![JohnSnowLabs](https://nlp.johnsnowlabs.com/assets/images/logo.png)

# Use pretrained `explain_document` Pipeline

### Stages

 * DocumentAssembler
 * SentenceDetector
 * Tokenizer
 * Lemmatizer
 * Stemmer
 * Part of Speech
 * SpellChecker (Norvig)


In [None]:
import sparknlp

### Let's create a Spark Session for our app

In [None]:
spark = sparknlp.start()

#### This is our testing document, we'll use it to exemplify all different pipeline stages.

In [None]:
testDoc = [
"French author who helped pioner the science-fiction genre. \
Verne wrate about space, air, and underwater travel before \
navigable aircrast and practical submarines were invented, \
and before any means of space travel had been devised. "
]

In [None]:
pipeline = PretrainedPipeline('explain_document_ml')

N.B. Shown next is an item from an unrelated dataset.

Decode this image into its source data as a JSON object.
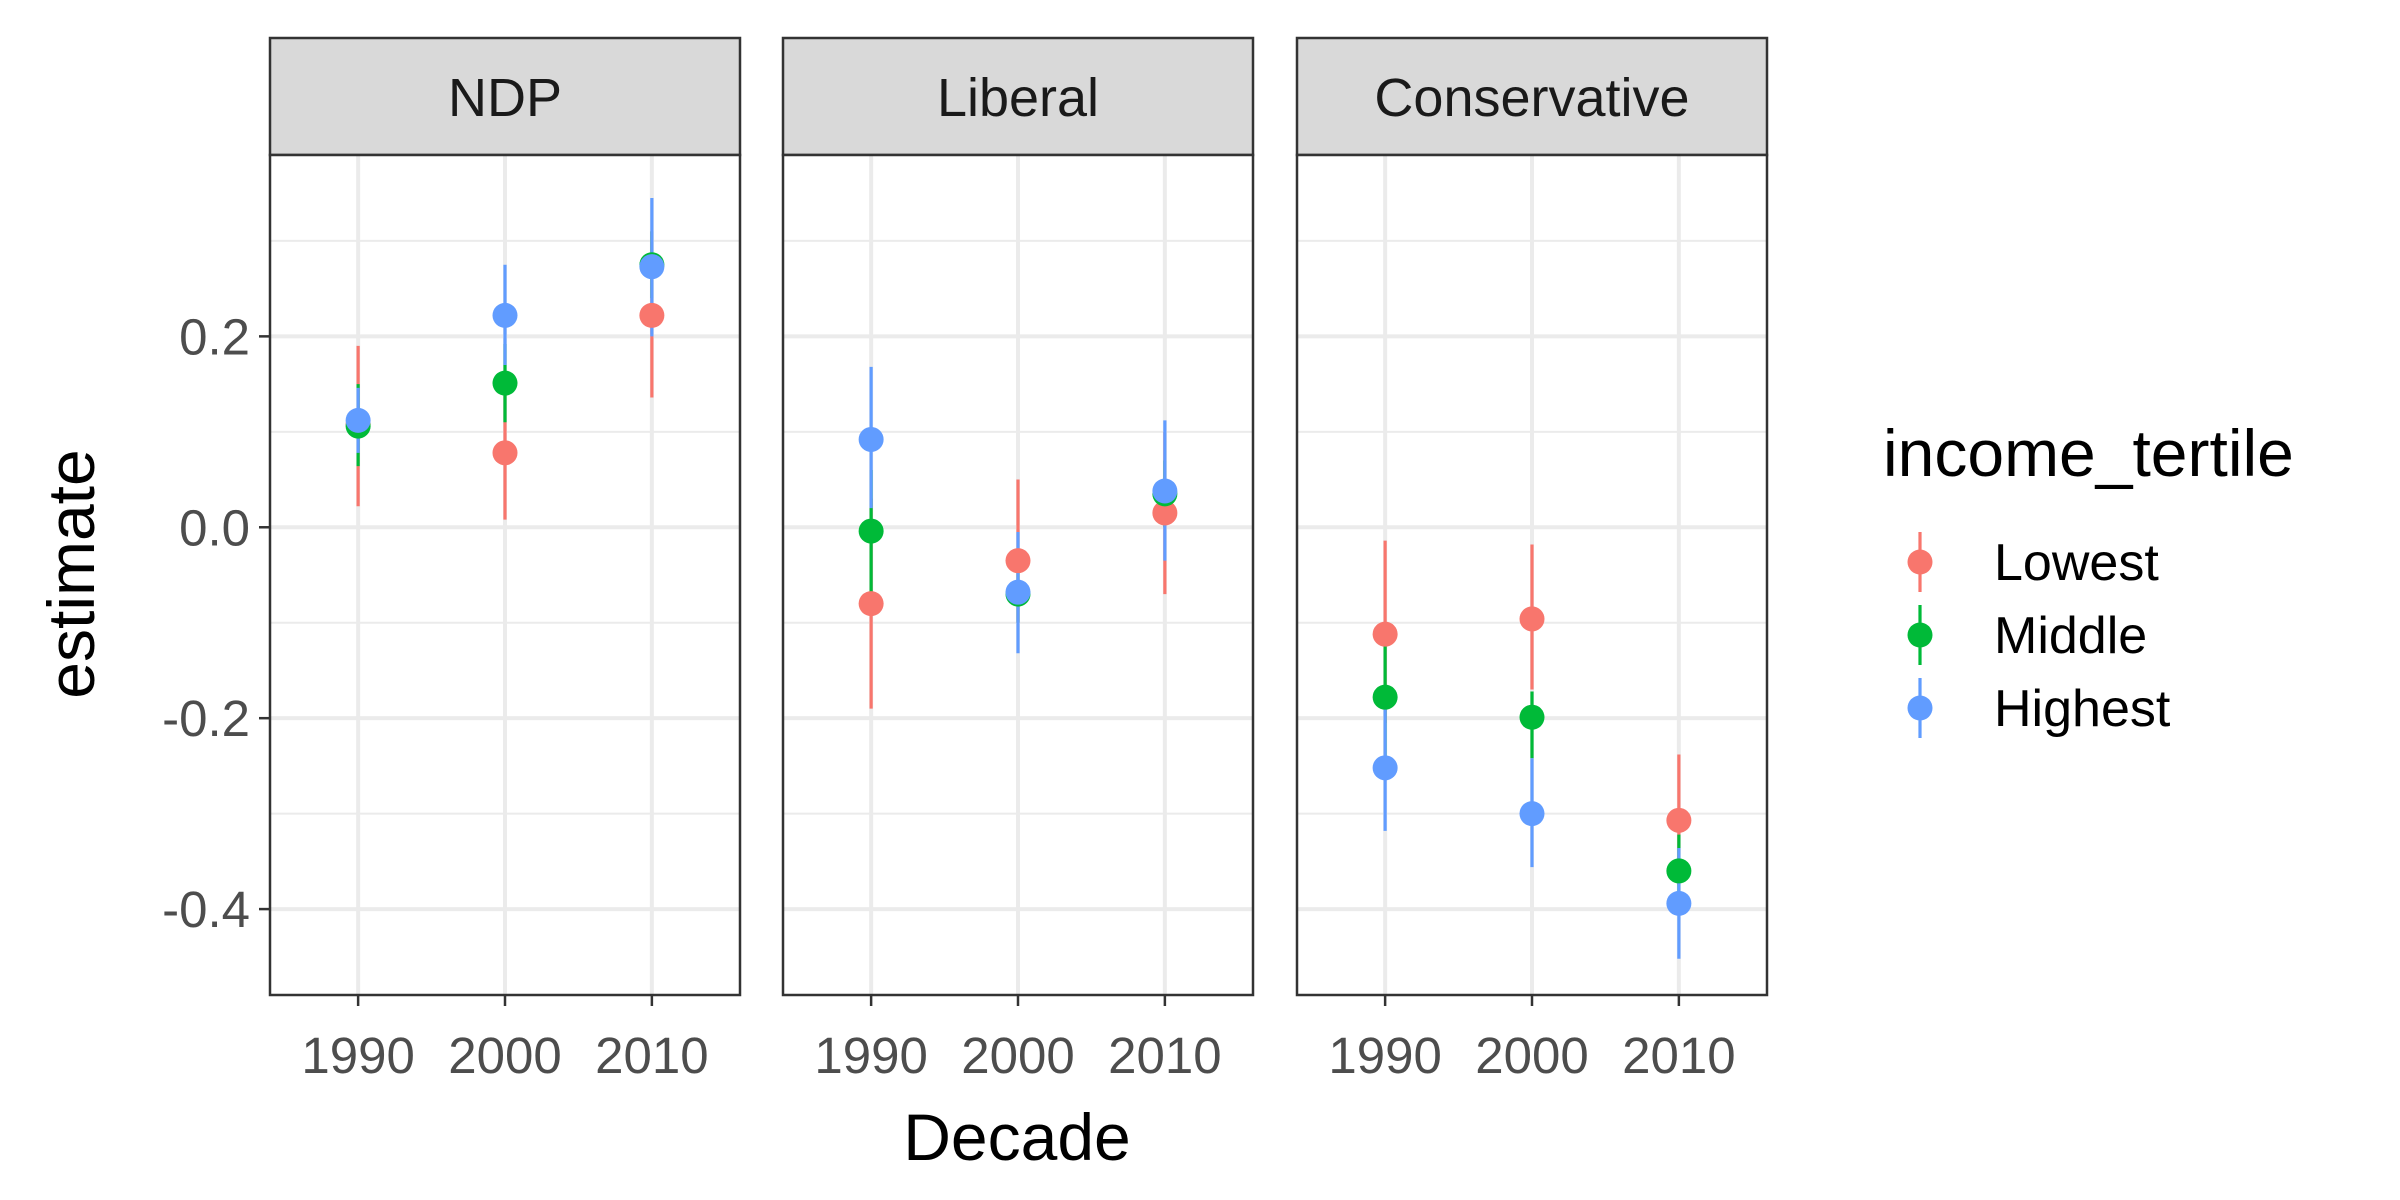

#### We are not interested in handling big datasets, let's switch to LightPipelines for speed.

In [None]:
result = pipeline.annotate(testDoc)

#### Let's analyze these results - first let's see what sentences we detected

In [None]:
[content['sentence'] for content in result]

#### Now let's see how those sentences were tokenized

In [None]:
[content['token'] for content in result]


#### Notice some spelling errors? the pipeline takes care of that as well

In [None]:
[content['spell'] for content in result]

#### Now let's see the lemmas

In [None]:
[content['lemmas'] for content in result]

#### Let's check the stems, any difference with the lemmas shown bebore?

In [None]:
[content['stems'] for content in result]

#### Now it's the turn on Part Of Speech(POS)

In [None]:
pos = [content['pos'] for content in result]
token = [content['token'] for content in result]
# let's put token and tag together
list(zip(token[0], pos[0]))